A 2-0 loss to Denver Christian in the second round of the Class 3A state playoffs did little to blunt the optimism of a coach who’s seen his team grow by leaps and bounds in 2009.

“I’m far from dissatisfied,” said Blair, whose Titans pieced together a 14-0-1 regular season and won its first 3A Western Slope League title. “It’s been an unbelievable season. We’ve had a great run and we’ve grown so much as a team. They’ve accomplished so much and will continue to grow.”



Coal Ridge’s growth as a program showed on Saturday, as the Titans held their own with one of the Front Range’s elite programs – Denver Christian.

After the Crusaders netted a pair of goals in the game’s first seven minutes, 26 seconds, Coal Ridge played more than 72 minutes of even soccer.



A long corner kick by Alexis Peterson spurred a wild sequence that got Denver Christian on the board in the third minute.
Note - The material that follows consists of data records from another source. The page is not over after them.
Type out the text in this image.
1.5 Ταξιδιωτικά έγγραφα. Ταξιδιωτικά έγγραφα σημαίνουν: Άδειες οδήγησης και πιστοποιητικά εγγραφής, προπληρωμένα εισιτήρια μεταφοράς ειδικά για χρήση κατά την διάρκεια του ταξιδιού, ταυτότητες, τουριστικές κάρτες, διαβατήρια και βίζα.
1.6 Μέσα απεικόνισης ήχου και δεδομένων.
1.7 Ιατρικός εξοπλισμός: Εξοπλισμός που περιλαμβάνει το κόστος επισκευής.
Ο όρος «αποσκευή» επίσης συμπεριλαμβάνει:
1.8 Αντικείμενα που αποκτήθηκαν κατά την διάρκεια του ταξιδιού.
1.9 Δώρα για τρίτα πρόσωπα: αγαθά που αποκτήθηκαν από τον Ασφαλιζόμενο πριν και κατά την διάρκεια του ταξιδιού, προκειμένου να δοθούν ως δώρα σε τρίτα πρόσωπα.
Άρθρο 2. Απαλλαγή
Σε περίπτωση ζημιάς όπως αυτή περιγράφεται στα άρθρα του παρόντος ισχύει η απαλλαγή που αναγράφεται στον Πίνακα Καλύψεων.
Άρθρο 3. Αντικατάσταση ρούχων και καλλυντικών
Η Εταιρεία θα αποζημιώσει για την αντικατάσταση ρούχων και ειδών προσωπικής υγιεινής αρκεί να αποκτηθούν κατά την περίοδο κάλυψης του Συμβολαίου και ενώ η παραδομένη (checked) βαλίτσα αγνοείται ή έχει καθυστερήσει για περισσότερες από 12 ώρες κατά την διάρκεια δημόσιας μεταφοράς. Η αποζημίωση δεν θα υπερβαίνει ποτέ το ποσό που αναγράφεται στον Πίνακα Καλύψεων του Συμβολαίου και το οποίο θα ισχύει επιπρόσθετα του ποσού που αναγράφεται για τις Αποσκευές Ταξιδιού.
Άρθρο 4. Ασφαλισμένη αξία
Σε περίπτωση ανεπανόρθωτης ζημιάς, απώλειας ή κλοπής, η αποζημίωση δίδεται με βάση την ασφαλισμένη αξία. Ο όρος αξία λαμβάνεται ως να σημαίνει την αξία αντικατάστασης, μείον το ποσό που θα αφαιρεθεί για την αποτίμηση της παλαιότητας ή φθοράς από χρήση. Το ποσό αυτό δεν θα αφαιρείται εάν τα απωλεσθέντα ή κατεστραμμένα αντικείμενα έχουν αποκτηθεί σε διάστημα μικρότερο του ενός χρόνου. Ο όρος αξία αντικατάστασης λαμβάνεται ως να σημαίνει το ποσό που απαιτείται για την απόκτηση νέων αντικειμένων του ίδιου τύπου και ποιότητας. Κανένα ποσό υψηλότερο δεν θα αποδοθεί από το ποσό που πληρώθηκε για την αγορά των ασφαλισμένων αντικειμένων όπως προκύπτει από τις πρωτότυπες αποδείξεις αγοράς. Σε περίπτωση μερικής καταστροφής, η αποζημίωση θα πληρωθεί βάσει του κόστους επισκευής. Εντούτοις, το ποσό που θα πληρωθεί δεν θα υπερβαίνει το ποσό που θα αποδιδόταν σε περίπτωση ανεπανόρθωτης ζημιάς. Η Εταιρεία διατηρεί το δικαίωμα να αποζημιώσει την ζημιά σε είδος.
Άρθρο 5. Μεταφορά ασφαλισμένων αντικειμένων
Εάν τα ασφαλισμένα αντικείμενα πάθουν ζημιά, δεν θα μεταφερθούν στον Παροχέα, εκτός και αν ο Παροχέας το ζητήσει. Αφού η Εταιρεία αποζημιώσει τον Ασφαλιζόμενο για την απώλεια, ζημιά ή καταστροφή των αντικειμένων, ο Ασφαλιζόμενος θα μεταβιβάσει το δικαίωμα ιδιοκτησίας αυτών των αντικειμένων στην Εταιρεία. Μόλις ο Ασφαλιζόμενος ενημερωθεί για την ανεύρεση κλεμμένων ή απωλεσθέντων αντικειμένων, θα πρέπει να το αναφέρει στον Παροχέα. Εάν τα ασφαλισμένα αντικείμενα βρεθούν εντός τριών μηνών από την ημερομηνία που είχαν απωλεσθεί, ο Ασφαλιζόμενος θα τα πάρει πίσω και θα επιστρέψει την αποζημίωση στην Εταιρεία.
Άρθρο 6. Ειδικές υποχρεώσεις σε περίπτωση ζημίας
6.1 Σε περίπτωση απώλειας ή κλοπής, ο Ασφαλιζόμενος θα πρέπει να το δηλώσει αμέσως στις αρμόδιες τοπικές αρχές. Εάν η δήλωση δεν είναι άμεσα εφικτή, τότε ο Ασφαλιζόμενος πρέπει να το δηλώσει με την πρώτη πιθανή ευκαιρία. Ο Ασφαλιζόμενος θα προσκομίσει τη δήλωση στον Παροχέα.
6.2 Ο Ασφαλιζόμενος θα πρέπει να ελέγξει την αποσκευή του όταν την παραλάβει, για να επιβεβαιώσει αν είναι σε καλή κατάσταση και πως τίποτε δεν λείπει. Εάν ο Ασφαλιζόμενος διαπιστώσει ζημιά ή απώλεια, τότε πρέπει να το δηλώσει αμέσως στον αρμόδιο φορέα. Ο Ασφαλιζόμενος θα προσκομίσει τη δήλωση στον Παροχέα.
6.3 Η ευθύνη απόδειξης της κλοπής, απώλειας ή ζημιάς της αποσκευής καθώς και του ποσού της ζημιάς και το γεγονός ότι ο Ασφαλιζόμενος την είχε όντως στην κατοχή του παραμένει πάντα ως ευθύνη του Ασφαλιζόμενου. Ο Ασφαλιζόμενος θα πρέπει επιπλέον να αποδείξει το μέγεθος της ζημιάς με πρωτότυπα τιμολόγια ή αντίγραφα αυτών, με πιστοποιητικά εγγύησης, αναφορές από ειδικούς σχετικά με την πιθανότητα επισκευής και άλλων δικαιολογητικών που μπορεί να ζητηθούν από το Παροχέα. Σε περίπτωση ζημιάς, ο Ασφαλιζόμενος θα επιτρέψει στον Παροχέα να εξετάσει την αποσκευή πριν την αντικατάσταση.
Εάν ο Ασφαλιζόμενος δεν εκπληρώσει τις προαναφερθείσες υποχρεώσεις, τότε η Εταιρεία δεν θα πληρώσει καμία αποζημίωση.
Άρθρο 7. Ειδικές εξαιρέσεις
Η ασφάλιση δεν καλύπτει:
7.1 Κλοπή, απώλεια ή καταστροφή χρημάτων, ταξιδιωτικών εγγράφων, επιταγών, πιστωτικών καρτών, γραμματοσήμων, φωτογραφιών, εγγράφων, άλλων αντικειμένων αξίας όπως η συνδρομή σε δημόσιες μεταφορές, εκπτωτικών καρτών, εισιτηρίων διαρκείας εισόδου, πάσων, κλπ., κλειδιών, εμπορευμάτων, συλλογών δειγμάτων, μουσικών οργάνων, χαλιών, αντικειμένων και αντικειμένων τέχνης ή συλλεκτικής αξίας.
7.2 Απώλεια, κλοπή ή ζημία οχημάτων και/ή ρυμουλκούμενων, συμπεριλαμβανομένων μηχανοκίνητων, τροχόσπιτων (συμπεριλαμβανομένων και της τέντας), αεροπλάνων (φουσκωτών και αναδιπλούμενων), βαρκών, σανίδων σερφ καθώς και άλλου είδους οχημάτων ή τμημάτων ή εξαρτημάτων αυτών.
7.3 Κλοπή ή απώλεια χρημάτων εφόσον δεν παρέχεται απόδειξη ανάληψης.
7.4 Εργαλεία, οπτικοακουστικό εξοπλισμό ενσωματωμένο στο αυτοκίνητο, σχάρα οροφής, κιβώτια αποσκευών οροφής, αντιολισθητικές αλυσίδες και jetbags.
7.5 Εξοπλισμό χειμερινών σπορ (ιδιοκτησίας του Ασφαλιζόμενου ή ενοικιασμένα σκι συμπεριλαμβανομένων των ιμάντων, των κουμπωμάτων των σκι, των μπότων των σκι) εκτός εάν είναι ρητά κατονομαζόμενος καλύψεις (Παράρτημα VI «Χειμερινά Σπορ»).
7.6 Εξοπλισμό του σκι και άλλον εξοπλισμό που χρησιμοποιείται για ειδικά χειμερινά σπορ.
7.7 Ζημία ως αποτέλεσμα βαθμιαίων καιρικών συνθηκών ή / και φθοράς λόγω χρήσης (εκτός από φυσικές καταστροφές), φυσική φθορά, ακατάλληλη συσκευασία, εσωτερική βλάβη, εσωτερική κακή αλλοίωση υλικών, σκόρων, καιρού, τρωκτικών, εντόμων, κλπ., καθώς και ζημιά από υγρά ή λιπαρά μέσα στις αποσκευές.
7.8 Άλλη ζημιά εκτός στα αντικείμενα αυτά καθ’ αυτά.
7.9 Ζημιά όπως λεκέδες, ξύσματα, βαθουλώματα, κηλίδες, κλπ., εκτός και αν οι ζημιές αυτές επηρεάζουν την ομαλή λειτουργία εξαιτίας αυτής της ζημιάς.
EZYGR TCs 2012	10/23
As Peterson’s boot sailed toward the 18-yard box, Titans goalkeeper Tori Verdieck reached up and snatched the ball out of the air. To the home crowd’s chagrin, the ball crossed the goal line’s plane in the process.

Coal Ridge never fully recovered from the bizarre opening strike.

“The first goal, I think, was a little demoralizing,” Blair said. “With how fast it happened and the way it happened. If you’re going to give up a goal, you want to give up a goal.”

Denver Christian went on to add a second score less than five minutes later when Peterson found teammate Lisa Singleton with a forward pass and, with a step on the defense, Singleton got a shot past Verdieck, who lost her footing as the speedy Crusader forward approached.

“They just came out and were the aggressor from the beginning,” Coal Ridge senior Kelly Romero said. “They really showed us they were here. It really caught us off guard.”

From there, Denver Christian coach Brad Homan played it safe, moving Singleton from forward to defense with hopes of squeezing the Titan offense.

“After we scored our second goal, I pulled our forward and had her play in the back,” he explained. “I knew that, if we didn’t make a change, they were going to score at least two. So I said, ‘Let’s see if we can beat them 2-1.’ That’s what I was hoping for.”

And that’s pretty much what Homan got.

Coal Ridge had opportunities here and there, but never could convert. Still, the Titans scrapped until the end.

“They kept fighting,” Singleton said. “I was very impressed. They’re a great team.”

Singleton and the 10th-seeded Crusaders (9-5-2) will face second-seeded Alexander Dawson in Class 3A’s round of eight.

Coal Ridge wrapped up its season at 15-1-1 overall, by far the best campaign in the program’s four-year history. Seniors Tracy Pihl, Staci Baker, Mikaela Guettler, Teneisha Hampton, Erica Ruiz and Romero saw their high school careers come to an end.

“We’re going to miss those seniors,” Blair said. “They grew so much as people the last three years. They’re really, really nice girls. We’re going to miss them a lot.”